A viagem que o levou do total desconhecimento do jogo até ao topo do xadrez nacional durou 13 anos e foi notável. Pouco depois de completar os 11 anos a sua professora de educação física da escola EB2,3 de Paranhos, Porto, lançou-lhe o desafio de aprender xadrez, para poder participar numa simultânea que iria ocorrer no dia seguinte com a mestre FIDE feminina, Ariana Pintor. E, de um dia para o outro, aprendeu as regras básicas do jogo e conseguiu, durante a sessão de exibição, ser o jogador que maior resistência colocou a Ariana.
O feito valeu-lhe uma medalha, mas acima de tudo despertou-lhe uma intensa atracção pelo xadrez e uma enorme vontade de aprender as subtilezas deste complexo jogo. Procurou um espaço em que pudesse praticar a modalidade e filiou-se naquele que é o seu clube de sempre, o Grupo Desportivo Dias Ferreira, de Matosinhos. Poucas semanas depois, a participação no seu primeiro torneio federado e a conquista do primeiro lugar do escalão de sub-12, fortaleceu ainda mais a sua vontade de evoluir.
Os pais oferecem-lhe o primeiro livro de xadrez, que devora, e a partir daqui a sua sede de conhecimento leva-o a uma procura incessante de mais informação, que lhe permite um desenvolvimento meteórico do seu nível xadrezístico.
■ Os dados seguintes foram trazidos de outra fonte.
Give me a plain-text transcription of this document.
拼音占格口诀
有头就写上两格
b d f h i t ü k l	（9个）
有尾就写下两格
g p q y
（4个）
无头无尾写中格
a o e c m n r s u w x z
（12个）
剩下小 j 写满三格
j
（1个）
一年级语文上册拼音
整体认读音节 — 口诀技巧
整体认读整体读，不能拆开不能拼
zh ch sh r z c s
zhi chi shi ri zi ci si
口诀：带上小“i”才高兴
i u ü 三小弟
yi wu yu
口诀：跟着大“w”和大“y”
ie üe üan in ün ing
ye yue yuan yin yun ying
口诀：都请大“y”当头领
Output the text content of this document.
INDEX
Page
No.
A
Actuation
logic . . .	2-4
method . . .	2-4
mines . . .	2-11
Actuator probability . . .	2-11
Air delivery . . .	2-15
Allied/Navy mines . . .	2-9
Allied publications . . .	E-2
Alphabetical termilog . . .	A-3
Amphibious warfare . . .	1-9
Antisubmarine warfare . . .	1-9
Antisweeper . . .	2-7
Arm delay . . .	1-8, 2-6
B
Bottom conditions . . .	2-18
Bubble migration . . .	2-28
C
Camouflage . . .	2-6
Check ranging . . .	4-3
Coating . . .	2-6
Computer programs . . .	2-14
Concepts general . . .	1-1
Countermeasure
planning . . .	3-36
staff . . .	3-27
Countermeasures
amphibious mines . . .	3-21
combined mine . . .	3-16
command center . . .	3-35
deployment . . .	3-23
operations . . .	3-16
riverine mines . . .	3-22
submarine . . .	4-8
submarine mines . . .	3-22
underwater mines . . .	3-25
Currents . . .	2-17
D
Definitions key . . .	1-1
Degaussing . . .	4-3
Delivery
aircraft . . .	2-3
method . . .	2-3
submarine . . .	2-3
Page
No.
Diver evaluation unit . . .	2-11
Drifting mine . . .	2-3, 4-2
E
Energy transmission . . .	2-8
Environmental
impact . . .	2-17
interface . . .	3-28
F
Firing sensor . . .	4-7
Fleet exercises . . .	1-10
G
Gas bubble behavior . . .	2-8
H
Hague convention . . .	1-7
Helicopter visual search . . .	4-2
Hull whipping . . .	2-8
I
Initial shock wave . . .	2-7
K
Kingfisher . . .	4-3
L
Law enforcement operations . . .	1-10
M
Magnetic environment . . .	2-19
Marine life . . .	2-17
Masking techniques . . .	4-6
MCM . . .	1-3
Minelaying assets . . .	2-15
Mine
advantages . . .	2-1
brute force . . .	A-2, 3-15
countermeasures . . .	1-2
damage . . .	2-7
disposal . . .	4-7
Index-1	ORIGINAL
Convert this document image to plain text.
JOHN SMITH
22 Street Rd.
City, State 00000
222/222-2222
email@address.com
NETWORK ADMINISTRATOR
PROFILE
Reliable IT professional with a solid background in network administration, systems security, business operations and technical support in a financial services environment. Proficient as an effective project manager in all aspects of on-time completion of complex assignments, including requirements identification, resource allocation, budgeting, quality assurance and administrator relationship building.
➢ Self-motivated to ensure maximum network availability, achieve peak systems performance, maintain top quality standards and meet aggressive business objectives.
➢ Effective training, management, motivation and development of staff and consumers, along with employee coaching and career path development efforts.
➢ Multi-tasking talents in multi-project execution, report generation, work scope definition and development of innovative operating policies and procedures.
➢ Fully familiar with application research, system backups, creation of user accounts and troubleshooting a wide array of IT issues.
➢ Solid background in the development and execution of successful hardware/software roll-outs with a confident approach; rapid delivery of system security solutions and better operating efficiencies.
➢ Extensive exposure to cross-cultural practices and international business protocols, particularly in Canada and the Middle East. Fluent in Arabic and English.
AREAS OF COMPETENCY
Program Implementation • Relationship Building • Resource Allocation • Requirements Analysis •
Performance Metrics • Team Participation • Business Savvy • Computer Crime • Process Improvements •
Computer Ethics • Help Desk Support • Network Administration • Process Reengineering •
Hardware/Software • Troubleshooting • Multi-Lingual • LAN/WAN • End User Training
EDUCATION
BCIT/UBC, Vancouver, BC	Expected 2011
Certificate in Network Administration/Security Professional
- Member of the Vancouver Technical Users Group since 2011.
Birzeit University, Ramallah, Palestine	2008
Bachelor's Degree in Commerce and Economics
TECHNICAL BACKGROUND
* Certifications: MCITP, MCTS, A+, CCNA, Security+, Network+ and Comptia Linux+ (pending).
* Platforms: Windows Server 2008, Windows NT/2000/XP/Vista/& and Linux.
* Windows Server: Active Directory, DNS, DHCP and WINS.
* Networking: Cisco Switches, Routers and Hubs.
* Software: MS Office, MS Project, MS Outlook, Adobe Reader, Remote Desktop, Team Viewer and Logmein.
Por duas vezes é campeão nacional escolar e, aos 15 anos, alcança o título de Mestre FIDE, ao ultrapassar a barreira dos 2300 pontos no ranking internacional, e tornando-se, por larga margem, o mais jovem português a atingir esta categoria. Em 2012 é campeão de sub-18, na que seria a sua última prova nacional nos escalões jovens, pois, nos anos seguintes a federação portuguesa permite-lhe participar nos Europeus e Mundiais sem necessitar de uma qualificação prévia. E a experiência acumulada garante-lhe, um ano depois, a conquista da terceira e definitiva norma para o título de Mestre Internacional.
Faltava-lhe o derradeiro passo para atingir o topo, o título de Grande Mestre. E, em 2015, liderando a sua equipa no campeonato nacional da I Divisão, conquista “in extremis” a primeira norma, vencendo os seus dois últimos duelos, um deles com o venezuelano Eduardo Iturrizaga, jogador do “top-100” mundial.
Entretanto, a vida académica afastou-o do tabuleiro e o título ficou adiado, ao ingressar na Universidade de Amesterdão, no Instituto de Lógica, Linguagem e Computação, para a realização do mestrado, depois de ter concluído a licenciatura em Filosofia na Faculdade de Letras da Universidade do Porto, onde foi o melhor aluno. Durante os próximos dois anos dedicou-se por inteiro ao “Masters of Sciences in Logics", escrevendo uma tese em lógica filosófica que termina com a atribuição da qualificação mais elevada (cum laude) “ Distinção e Louvor” tendo sido considerado o melhor estudante de Filosofia desse mestrado.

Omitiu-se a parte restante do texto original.